Efficient carbon nanotube/polyimide composites exhibiting tunable temperature coefficient of resistance for multi-role thermal films

Abstract

Thermal films based on carbon nanotube (CNT) composite film have attracted focus in practical applications. This paper develops a highly flexible and multi-role CNT/Polyimide (PI) composite film by employing the dielectrophoresis technique to incorporate bundles of SWCNT into patterned PI substrates. The CNT composite film with a nickel conductive layer exhibits a tunable temperature coefficient of resistivity (TCR) while vacuum thermally treated at diverse temperature. The evolution of the TCR could be controlled from the negative correlation (reached −15000 ppm/°C) to the positive (up to nearly 10000 ppm/°C), which is mainly determined by the reform of the tube connection and covalent bonds in composites due to accumulated thermal energy of annealing, resulting in the change of charge transport.
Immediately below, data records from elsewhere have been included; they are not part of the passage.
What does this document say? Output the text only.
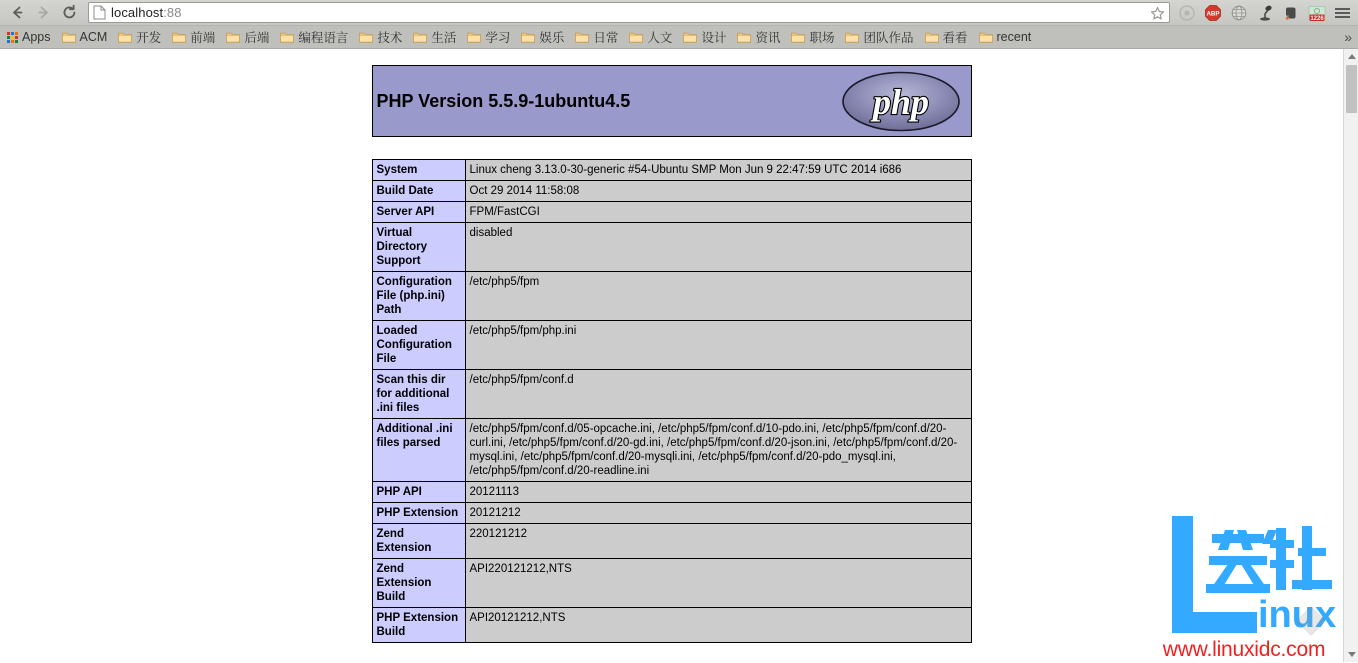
localhost:88	ABP
1226
Apps ACM 开发 前端 后端 编程语言 技术 生活 学习 娱乐 日常 人文 设计 资讯 职场 团队作品 看看 recent	»
PHP Version 5.5.9-1ubuntu4.5	php
System	Linux cheng 3.13.0-30-generic #54-Ubuntu SMP Mon Jun 9 22:47:59 UTC 2014 i686
Build Date	Oct 29 2014 11:58:08
Server API	FPM/FastCGI
Virtual Directory Support	disabled
Configuration File (php.ini) Path	/etc/php5/fpm
Loaded Configuration File	/etc/php5/fpm/php.ini
Scan this dir for additional .ini files	/etc/php5/fpm/conf.d
Additional .ini files parsed	/etc/php5/fpm/conf.d/05-opcache.ini, /etc/php5/fpm/conf.d/10-pdo.ini, /etc/php5/fpm/conf.d/20-curl.ini, /etc/php5/fpm/conf.d/20-gd.ini, /etc/php5/fpm/conf.d/20-json.ini, /etc/php5/fpm/conf.d/20-mysql.ini, /etc/php5/fpm/conf.d/20-mysqli.ini, /etc/php5/fpm/conf.d/20-pdo_mysql.ini, /etc/php5/fpm/conf.d/20-readline.ini
PHP API	20121113
PHP Extension	20121212
Zend Extension	220121212
Zend Extension Build	API220121212,NTS
PHP Extension Build	API20121212,NTS	inux
www.linuxidc.com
Moreover, the transient response of film devices annealed at different temperature could remain on the order of microseconds proving the robustness of the technology. Demonstrations in human body temperature sensing and micro wind tunnel flow measuring represent excellent sensitivity and reproducibility. The proposed thermal film based on CNT/PI composite with a tunable resistance-temperature characteristic gives a great application potential in intelligent protection electronics, sensing elements and other related thermal applications.